Sustainable wind farm decom digital solution on the horizon

Circular economy Renewables

Norway – DNV is working with Reodor Studios to develop a digital service that will make it simple to plan for sustainable decommissioning and recycling after a wind farm’s life cycle has ended.

Thousands of wind farms were constructed all over the world during the 1970s wind energy boom. After 50 years, the world is now confronted with a historic problem: what should be done with a 300-ton wind turbine when its useful life is over? A brand-new digital solution called ReWind seeks to address this crucial problem for the wind sector.

Due to the lack of an alternative, the majority of retired wind turbines are buried underground today. By 2030, 52 thousand tonnes of wind turbine blades will need to be recycled, according to projections by WindEurope.

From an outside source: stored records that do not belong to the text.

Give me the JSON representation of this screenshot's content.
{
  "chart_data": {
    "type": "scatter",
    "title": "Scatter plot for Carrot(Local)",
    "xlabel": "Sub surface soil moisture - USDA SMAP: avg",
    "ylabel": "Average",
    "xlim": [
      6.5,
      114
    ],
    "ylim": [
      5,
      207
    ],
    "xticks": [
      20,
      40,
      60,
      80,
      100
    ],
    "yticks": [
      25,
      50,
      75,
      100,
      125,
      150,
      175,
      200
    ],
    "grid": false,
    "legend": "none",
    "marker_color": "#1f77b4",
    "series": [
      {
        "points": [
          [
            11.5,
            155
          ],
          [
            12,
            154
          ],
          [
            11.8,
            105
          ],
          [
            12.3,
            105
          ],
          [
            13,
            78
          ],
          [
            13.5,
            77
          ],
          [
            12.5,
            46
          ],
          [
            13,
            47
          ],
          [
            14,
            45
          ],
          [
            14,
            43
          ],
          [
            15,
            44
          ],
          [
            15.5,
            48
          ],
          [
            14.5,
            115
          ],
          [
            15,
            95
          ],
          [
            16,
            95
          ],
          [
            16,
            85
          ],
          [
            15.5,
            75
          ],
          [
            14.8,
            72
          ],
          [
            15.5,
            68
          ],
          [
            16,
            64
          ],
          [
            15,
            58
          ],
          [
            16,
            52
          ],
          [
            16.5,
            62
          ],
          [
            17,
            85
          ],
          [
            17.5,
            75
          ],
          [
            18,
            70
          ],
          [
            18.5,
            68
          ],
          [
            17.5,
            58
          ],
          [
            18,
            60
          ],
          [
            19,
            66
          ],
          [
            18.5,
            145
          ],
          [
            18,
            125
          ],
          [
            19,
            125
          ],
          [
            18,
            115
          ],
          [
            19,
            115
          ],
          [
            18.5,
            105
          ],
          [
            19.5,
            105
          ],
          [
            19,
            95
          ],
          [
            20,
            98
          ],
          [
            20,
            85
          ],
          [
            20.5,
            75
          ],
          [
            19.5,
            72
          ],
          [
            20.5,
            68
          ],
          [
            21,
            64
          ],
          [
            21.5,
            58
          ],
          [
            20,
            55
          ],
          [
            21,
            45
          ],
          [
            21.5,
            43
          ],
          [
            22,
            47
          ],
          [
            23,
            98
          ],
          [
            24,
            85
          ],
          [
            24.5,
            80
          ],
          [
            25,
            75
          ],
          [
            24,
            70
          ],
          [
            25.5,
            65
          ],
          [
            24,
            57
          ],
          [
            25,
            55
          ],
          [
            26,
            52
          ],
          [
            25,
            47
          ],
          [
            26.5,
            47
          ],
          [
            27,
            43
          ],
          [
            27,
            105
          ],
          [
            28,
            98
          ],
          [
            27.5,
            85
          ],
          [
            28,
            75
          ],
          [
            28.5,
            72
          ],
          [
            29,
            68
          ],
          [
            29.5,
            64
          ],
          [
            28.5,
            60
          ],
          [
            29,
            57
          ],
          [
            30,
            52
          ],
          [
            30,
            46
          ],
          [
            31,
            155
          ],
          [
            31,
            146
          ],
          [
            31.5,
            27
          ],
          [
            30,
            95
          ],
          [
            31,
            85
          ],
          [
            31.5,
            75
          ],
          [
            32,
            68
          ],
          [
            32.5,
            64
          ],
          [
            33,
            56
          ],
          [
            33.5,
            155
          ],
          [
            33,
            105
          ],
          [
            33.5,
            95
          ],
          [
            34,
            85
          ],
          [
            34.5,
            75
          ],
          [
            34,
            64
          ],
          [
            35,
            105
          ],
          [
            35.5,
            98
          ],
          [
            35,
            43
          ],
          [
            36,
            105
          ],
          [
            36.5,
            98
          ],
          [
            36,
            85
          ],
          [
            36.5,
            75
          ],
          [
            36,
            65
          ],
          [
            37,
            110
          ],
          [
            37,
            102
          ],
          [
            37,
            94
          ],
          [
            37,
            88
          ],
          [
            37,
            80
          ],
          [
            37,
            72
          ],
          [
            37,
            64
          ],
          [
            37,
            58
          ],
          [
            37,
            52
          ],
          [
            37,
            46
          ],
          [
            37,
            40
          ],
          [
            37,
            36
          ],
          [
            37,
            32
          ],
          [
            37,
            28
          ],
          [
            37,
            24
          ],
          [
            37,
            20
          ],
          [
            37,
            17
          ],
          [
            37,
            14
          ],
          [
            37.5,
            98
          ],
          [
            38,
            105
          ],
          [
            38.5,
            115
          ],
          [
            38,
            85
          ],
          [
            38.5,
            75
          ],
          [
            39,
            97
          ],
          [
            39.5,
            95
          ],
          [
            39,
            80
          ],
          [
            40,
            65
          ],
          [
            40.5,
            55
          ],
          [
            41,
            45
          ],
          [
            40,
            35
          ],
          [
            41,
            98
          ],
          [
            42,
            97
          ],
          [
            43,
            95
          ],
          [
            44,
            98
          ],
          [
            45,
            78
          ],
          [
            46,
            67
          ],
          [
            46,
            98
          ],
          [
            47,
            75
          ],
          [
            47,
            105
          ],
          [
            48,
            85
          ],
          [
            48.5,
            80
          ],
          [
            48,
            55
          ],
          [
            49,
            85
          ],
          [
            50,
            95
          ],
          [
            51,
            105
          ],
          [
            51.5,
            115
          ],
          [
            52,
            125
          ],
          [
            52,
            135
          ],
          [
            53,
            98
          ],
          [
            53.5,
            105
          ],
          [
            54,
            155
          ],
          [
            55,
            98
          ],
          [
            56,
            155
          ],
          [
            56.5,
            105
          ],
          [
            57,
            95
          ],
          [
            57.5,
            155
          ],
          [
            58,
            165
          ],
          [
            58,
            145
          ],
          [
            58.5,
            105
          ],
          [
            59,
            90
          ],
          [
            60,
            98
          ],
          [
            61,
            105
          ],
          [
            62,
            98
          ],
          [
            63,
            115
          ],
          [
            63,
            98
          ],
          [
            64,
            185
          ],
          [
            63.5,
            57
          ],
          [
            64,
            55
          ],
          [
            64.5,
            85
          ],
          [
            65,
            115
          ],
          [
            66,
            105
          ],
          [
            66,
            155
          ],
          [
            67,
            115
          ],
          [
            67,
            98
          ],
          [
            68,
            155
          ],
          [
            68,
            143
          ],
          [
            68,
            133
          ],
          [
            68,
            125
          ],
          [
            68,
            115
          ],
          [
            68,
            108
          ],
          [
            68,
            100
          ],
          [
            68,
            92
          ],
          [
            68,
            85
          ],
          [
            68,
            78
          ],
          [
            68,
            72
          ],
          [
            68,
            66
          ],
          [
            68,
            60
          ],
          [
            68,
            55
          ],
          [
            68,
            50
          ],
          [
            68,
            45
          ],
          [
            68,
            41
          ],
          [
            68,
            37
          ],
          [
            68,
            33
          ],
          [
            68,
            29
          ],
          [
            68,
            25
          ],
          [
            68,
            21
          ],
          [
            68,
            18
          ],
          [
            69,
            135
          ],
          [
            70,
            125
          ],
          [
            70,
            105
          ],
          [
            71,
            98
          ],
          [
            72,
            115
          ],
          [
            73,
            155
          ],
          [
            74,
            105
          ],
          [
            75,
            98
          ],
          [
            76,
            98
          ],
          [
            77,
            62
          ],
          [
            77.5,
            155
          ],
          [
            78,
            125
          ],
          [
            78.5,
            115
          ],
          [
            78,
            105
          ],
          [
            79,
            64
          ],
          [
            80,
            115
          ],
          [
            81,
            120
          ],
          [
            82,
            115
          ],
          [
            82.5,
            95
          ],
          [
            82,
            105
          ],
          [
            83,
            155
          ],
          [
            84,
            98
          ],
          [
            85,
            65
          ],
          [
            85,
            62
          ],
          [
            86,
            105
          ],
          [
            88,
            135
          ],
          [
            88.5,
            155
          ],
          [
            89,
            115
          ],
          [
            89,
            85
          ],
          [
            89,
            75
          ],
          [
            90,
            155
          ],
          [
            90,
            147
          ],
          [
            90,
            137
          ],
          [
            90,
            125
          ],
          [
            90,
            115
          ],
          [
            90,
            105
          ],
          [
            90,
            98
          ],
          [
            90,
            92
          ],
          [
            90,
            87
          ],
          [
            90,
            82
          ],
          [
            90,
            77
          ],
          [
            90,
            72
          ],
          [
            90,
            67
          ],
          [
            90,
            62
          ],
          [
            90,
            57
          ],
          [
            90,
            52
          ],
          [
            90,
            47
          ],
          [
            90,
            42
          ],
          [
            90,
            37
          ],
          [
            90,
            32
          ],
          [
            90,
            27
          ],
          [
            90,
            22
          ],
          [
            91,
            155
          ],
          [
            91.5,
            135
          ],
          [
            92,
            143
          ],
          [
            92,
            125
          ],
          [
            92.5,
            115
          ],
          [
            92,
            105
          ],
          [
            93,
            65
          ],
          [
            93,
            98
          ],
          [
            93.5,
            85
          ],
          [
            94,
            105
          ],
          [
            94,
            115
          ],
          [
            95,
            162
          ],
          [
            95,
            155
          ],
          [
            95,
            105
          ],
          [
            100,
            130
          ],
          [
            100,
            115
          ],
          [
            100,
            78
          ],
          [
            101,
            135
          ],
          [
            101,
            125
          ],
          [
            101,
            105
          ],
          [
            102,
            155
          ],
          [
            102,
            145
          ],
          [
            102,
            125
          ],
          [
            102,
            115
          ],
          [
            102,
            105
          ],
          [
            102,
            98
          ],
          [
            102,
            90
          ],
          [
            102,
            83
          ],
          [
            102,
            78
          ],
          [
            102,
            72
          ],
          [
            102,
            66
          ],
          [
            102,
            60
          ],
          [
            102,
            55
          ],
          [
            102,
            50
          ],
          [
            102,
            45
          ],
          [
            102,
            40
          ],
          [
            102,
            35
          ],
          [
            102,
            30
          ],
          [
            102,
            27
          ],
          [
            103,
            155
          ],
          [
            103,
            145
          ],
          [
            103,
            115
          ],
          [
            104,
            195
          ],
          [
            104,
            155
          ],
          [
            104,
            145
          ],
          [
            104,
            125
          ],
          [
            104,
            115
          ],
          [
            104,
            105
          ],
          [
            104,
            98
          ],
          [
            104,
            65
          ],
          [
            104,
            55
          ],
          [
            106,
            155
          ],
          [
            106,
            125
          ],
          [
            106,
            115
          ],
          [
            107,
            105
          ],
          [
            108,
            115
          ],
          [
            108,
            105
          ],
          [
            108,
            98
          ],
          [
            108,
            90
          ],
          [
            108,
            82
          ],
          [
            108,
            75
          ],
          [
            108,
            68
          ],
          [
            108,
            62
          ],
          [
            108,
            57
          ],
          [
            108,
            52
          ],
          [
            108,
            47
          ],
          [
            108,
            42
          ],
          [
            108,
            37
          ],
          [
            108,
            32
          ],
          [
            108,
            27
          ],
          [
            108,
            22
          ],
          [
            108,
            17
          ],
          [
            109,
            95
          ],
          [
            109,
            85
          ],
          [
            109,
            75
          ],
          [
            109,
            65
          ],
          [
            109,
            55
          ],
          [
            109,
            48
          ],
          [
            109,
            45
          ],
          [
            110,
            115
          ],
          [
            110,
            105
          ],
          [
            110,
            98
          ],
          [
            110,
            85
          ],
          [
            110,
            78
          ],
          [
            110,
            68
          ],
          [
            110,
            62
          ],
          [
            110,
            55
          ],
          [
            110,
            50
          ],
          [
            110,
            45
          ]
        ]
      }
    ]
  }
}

DNV and Reodor Studios are working together to provide a digital solution that satisfies all of the needs of its clients. The ReWind team can work more quickly, increase the likelihood of scaling successfully, and create a well-tested service that can make the decommissioning of wind turbines for wind farm owners and operators more seamless by combining Reodor’s expertise in developing digital products and services with DNV’s world-leading domain knowledge.

Digital service

The specialized team at DNV conducts analysis and creates reports for wind farm owners and operators that detail, among other things, the materials that make up the wind turbines, the best methods for getting rid of them, and what can be recycled and how. DNV will now transform this into a digital service in conjunction with Reodor Studios, a Norwegian corporate venture and innovation company.

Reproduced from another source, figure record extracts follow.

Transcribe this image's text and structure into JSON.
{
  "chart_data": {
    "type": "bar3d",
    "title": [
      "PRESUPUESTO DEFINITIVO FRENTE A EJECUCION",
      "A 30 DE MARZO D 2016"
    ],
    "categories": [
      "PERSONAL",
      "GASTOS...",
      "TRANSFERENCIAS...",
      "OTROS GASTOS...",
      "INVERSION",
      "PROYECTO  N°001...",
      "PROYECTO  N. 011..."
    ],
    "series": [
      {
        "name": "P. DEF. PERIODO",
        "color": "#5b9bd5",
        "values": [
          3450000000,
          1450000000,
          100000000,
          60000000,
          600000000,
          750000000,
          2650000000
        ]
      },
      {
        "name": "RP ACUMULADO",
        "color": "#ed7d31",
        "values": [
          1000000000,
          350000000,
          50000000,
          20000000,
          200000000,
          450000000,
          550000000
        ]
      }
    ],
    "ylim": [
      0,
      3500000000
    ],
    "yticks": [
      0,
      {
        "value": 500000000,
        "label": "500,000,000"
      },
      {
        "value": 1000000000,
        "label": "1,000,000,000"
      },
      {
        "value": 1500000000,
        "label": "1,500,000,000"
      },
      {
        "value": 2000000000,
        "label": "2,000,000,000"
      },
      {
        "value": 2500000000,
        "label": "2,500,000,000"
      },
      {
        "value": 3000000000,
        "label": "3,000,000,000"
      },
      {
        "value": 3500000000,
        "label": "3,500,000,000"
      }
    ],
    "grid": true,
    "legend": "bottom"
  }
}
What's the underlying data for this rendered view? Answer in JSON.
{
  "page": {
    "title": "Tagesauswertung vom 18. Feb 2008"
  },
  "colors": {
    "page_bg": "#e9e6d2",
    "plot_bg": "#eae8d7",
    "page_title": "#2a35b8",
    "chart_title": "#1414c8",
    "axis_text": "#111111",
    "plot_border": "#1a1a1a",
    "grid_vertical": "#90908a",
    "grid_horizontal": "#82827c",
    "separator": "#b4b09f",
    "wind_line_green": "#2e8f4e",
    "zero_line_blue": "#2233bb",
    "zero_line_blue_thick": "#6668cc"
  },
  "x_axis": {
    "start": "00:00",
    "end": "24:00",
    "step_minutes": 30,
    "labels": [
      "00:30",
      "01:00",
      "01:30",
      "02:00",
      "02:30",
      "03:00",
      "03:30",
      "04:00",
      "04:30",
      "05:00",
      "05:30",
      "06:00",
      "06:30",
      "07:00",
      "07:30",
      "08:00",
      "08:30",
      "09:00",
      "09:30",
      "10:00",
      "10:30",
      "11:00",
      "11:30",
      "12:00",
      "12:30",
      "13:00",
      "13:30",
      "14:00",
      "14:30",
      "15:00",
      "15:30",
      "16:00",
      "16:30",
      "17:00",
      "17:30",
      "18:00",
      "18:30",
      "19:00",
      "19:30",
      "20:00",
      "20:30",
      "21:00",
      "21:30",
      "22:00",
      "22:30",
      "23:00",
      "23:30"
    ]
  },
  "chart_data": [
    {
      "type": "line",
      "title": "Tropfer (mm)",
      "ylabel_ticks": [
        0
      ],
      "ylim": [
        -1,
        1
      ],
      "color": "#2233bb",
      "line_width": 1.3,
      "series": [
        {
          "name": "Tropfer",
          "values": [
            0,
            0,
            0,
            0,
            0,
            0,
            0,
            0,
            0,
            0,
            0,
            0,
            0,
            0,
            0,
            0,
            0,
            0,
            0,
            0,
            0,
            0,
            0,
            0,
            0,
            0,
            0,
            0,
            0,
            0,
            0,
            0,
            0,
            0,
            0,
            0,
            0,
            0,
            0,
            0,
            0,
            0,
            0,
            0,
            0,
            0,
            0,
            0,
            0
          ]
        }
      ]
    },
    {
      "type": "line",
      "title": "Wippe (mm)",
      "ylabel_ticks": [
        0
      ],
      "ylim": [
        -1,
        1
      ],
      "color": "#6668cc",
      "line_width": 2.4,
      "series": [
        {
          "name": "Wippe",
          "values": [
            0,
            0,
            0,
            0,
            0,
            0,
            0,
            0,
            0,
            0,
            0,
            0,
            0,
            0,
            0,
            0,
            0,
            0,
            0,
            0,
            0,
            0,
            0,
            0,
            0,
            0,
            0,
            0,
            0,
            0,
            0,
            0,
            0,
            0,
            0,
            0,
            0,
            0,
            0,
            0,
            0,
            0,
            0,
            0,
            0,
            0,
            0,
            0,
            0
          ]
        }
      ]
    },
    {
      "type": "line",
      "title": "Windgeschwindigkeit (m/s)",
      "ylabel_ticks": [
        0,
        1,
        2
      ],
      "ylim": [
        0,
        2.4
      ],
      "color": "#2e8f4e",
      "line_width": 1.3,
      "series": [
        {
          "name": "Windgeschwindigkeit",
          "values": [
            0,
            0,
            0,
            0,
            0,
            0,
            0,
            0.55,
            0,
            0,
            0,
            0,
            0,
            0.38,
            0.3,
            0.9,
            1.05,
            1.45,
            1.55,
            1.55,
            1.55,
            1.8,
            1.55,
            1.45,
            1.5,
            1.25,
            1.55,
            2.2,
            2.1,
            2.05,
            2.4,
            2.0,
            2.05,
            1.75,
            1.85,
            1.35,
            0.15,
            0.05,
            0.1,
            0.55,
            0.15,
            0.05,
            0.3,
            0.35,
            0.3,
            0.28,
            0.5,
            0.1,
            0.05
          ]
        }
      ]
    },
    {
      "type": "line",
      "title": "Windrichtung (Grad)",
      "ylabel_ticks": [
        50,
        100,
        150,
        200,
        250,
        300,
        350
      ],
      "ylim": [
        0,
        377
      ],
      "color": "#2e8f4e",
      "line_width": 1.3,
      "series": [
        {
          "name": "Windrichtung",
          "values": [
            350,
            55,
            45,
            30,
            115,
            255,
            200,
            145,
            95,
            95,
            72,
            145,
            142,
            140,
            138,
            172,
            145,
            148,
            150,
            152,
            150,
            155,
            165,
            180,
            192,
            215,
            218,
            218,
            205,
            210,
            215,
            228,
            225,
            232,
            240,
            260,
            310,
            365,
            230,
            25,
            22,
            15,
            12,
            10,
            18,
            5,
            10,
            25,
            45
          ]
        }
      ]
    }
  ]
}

Growing demand for wind energy will necessitate the replacement of outdated turbines and machinery in order to stay up with technological advancements. In fact, according to DNV’s 2022 Energy Transition Outlook report, wind will supply 40% of on-grid electricity in North America and Latin America and over 50% of it in Europe by the year 2050. By 2050, capacity factors for onshore wind will increase from 26% to 34% and for offshore wind from 38% to 43% thanks to new turbine types and larger turbines, blades, and towers.